Meta Unveils ‘Voicebox AI‘ That Can Mimic And Edit Your Voice For You
By Nicole Rodrigues, 20 Jun 2023
Meta’s latest revelation, Voicebox AI, is a new piece of technology that promises to change how we interact with our own voices, and allows users to generate content in the speech styles of your friends and loved ones.
Unlike traditional text-to-speech systems that deliver generic and robotic voices, Voicebox leverages Meta’s neural network architecture, which it claims to create realistic vocal replications. The system can capture the subtle nuances, intonations, and quirks that make each clip unique by analyzing just a few seconds’ worth of a sample from the desired individual.
Meta trained the machine on an algorithm comprising 60,000 and 50,000 hours of English and multilingual audiobooks in six languages—English, Spanish, German, Portuguese, French, and Polish—respectively. This gives users the chance to produce their desired outcomes in a range of different languages.

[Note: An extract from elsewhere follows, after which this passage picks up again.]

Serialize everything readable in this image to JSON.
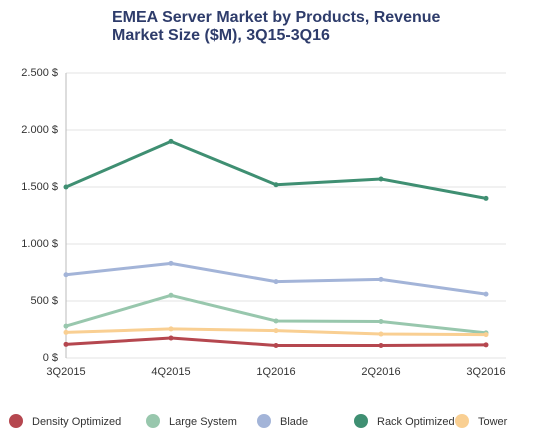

Voicebox aims to open up a wide range of possibilities for both personal and professional use. In personal communication, visually-impaired users can take a sample of their loved one’s voice, feed it into the system, and later have it read out texts.

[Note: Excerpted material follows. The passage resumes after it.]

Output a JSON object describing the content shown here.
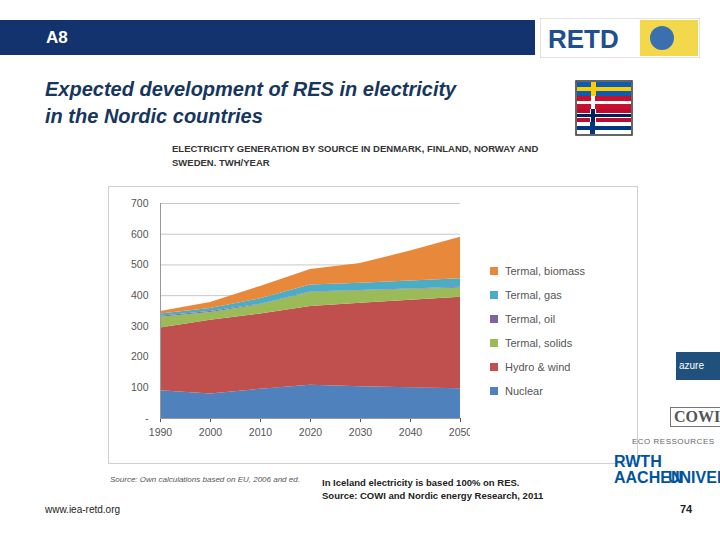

It can even edit audio for professional users and content creators, such as removing background noises from a clip and regenerating the person’s voice without any awkward cuts.

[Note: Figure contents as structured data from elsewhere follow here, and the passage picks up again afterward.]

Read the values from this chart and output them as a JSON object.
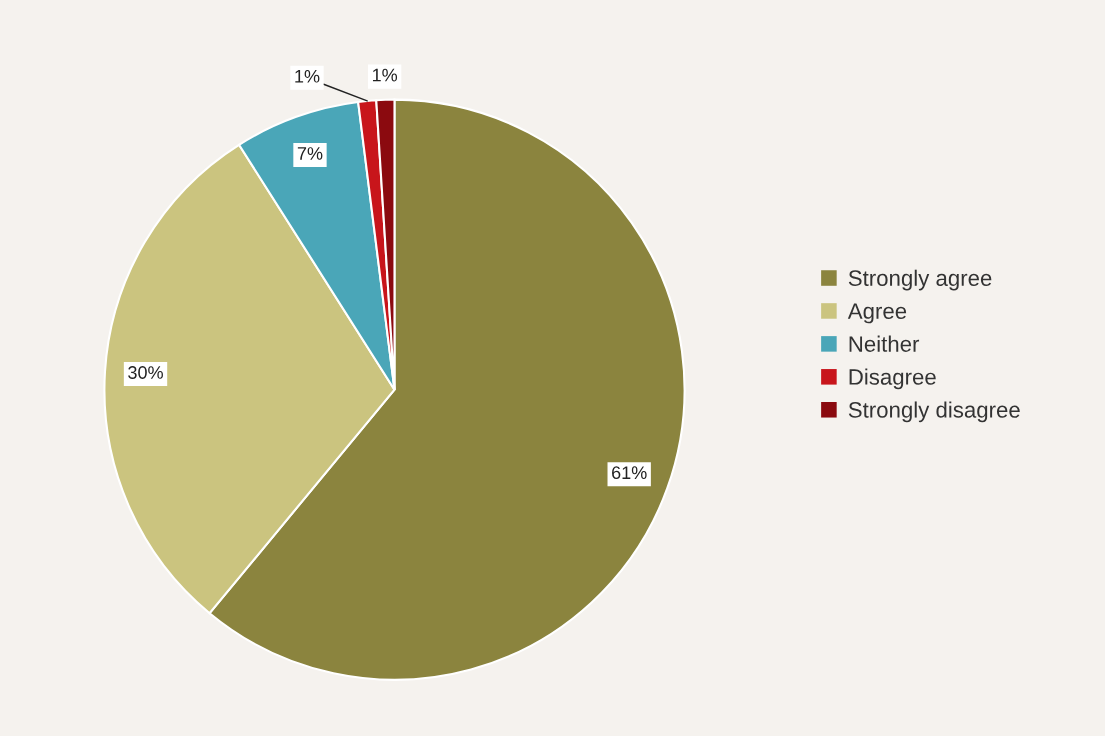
{
  "chart_data": {
    "type": "pie",
    "categories": [
      "Strongly agree",
      "Agree",
      "Neither",
      "Disagree",
      "Strongly disagree"
    ],
    "values": [
      61,
      30,
      7,
      1,
      1
    ],
    "colors": [
      "#8b843e",
      "#cbc47f",
      "#4aa6b8",
      "#c8151b",
      "#8b0a0f"
    ],
    "value_labels": [
      "61%",
      "30%",
      "7%",
      "1%",
      "1%"
    ],
    "legend": "right"
  }
}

Underlying all of this is the ethical implications of putting such a generator into the hands of the public. Such a machine could bring about a host of moral issues as it makes it much easier to create clips of people saying things they have not. A paper released by Meta claims that a binary classification model can determine if an audio clip is made with a generated speech or with a real person.
Voicebox is still not ready for public use, but there are demos for those interested in learning more about the model.
Recently, Apple announced similar features for its iOS 17 called ‘Personal Voice’ and ‘Live Speech’ that transform your speech into an automated voice.